Li Aozi had always centered his actions around the Dao Path of the [Starfall Master], which he was most familiar with.
The main god of the [Domination] Dao Path, Mophidria, had been confirmed dead. The competition among the Dao Paths of the [Conqueror], [Lightbringer], and [Endbringer] was intense, with many ancient monsters who had accumulated countless years vying for them. The result of being on a popular Dao Path was constant competition.
Li Aozi simply said: Why should I bother competing when I can easily slip away? Why engage in internal struggle?
Increasing the number of [Starfall Master] players was far easier than fighting against those ancient competition kings.

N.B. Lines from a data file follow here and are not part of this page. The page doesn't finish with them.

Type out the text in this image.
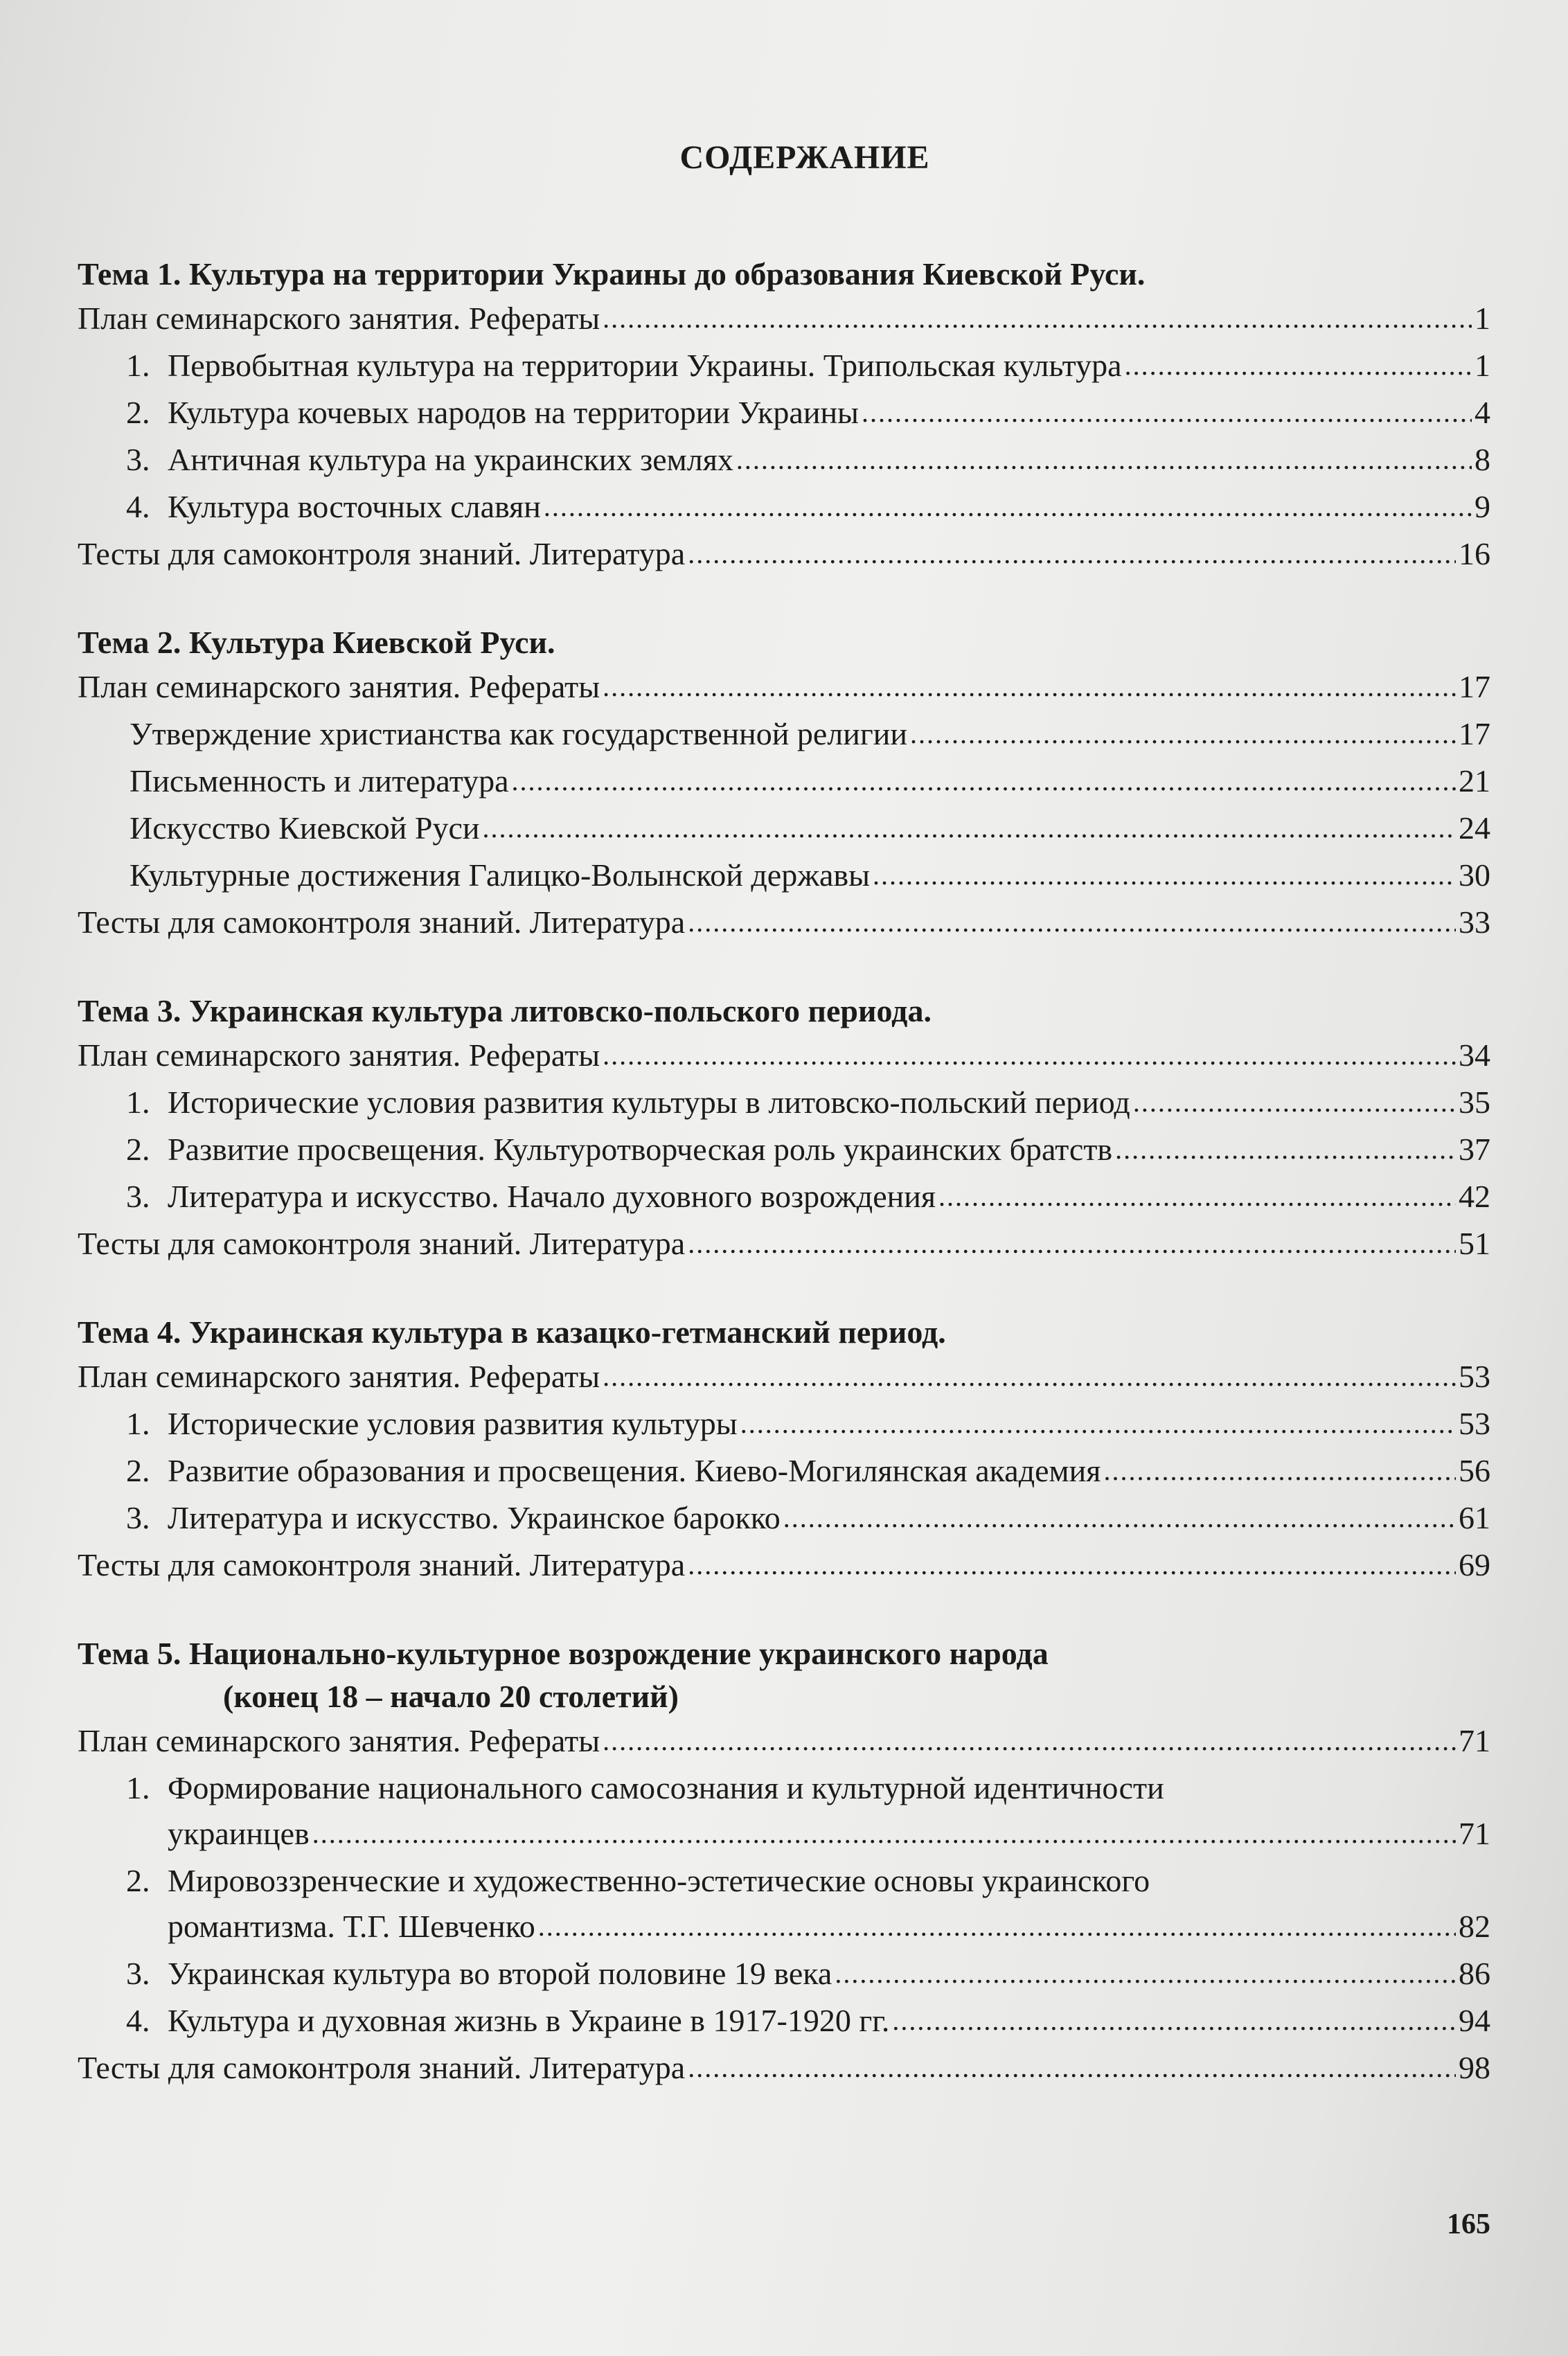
СОДЕРЖАНИЕ

Тема 1. Культура на территории Украины до образования Киевской Руси.

План семинарского занятия. Рефераты .....	1
1. Первобытная культура на территории Украины. Трипольская культура .....	1
2. Культура кочевых народов на территории Украины .....	4
3. Античная культура на украинских землях .....	8
4. Культура восточных славян .....	9
Тесты для самоконтроля знаний. Литература .....	16

Тема 2. Культура Киевской Руси.

План семинарского занятия. Рефераты .....	17
Утверждение христианства как государственной религии .....	17
Письменность и литература .....	21
Искусство Киевской Руси .....	24
Культурные достижения Галицко-Волынской державы .....	30
Тесты для самоконтроля знаний. Литература .....	33

Тема 3. Украинская культура литовско-польского периода.

План семинарского занятия. Рефераты .....	34
1. Исторические условия развития культуры в литовско-польский период .....	35
2. Развитие просвещения. Культуротворческая роль украинских братств .....	37
3. Литература и искусство. Начало духовного возрождения .....	42
Тесты для самоконтроля знаний. Литература .....	51

Тема 4. Украинская культура в казацко-гетманский период.

План семинарского занятия. Рефераты .....	53
1. Исторические условия развития культуры .....	53
2. Развитие образования и просвещения. Киево-Могилянская академия .....	56
3. Литература и искусство. Украинское барокко .....	61
Тесты для самоконтроля знаний. Литература .....	69

Тема 5. Национально-культурное возрождение украинского народа
(конец 18 – начало 20 столетий)

План семинарского занятия. Рефераты .....	71
1. Формирование национального самосознания и культурной идентичности
украинцев .....	71
2. Мировоззренческие и художественно-эстетические основы украинского
романтизма. Т.Г. Шевченко .....	82
3. Украинская культура во второй половине 19 века .....	86
4. Культура и духовная жизнь в Украине в 1917-1920 гг. .....	94
Тесты для самоконтроля знаний. Литература .....	98
165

The [Destruction] Dao Path was the most ridiculous. Although its countless sub-branches allowed for nearly infinite derivations of various Dao Paths, its popularity meant that whoever controlled a single Dao Path in [Destruction] would attract countless strong individuals to gather around them.
People weren't stupid—fighting to the death had no good outcome. With an existing Dao Path available, why waste energy fighting for a main god position?
By comparison, the [Starfall Master] Dao Path was a blue ocean—a new world filled with profit and opportunity, without cutthroat competition.
Just as Li Aozi was calculating this plan in his head, flying toward Tianhuan, the world underwent a subtle shift.
Tianhuan, Nuliang City, District 12.
In a dark alley corner, a young man who had been knocked unconscious in a brawl suddenly tilted his head.